An opt-in model would require Google to find every rights holder and negotiate with him, which is likely to create prohibitive transactions costs. The costs of the opt-out model, by comparison, are small. A well-functioning economic system requires that property rights be assigned in a way that minimizes transactions costs, which the current opt-out process accomplishes.

Douglas Lichtman
University of Chicago

If Google is the only firm that will ever make such a large number of copyrighted materials available, then opt out is cheaper. The problem is that the next company to engage in something similar will point to the Google precedent that copyright holders must opt out. It may soon become impossible for copyright holders to monitor the number of places from which they must opt out. Instead, we should build an infrastructure that at least allows authors to give or deny permission to use their works. If authors cannot be found, then fair use arguments are more salient.

The in-print/out-of-print distinction is not going to be an issue in the future, because nearly all new works are already in digitized form and print-on-demand options will be developed for older ones.

For fair use, the law specifies certain factors the court must consider, plus the judge must consider any other information she thinks is relevant. The law allows for other considerations, and we need to think about them.

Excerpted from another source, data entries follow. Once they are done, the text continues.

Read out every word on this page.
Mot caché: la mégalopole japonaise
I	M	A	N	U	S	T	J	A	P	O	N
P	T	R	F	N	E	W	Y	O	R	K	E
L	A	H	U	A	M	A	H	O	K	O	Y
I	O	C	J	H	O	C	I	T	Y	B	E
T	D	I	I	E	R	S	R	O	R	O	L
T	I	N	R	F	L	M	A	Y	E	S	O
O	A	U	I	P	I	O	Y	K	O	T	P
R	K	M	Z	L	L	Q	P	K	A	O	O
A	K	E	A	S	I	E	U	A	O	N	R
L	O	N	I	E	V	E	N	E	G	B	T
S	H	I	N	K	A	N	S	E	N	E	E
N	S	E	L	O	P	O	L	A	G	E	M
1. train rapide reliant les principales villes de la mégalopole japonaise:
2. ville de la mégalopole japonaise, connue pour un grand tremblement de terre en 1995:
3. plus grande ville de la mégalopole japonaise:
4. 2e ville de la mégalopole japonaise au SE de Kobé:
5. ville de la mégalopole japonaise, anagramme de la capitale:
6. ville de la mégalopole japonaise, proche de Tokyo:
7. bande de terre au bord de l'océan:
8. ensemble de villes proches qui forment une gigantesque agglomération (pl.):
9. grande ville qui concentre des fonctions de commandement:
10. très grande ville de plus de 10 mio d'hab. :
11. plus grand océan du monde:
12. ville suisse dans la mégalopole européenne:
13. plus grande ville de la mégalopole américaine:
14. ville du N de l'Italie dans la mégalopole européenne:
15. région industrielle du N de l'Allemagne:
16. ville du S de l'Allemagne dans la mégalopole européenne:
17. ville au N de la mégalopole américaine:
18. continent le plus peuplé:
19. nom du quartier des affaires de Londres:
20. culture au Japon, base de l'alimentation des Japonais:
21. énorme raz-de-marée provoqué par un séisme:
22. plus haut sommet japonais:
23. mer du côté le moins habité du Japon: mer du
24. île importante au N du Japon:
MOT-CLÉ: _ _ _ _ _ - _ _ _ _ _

Authors are not afraid of competition, but authors do not want Google to use the authors’ own work to compete against them.

Hal Varian
University of California, Berkeley

Users who seek hard-to-find books that appear in libraries but cannot be found anywhere else will be made better off with the Google Book Search. A judge who is considering what is the right thing to do will recognize that this product will enhance welfare.

Google is not the only player in the market. An easy-to-use, widely accessible, generic rights clearinghouse would make a lot of these problems go away.

This conference summary was prepared by AEI-Brookings Joint Center research assistant Laura Goodman.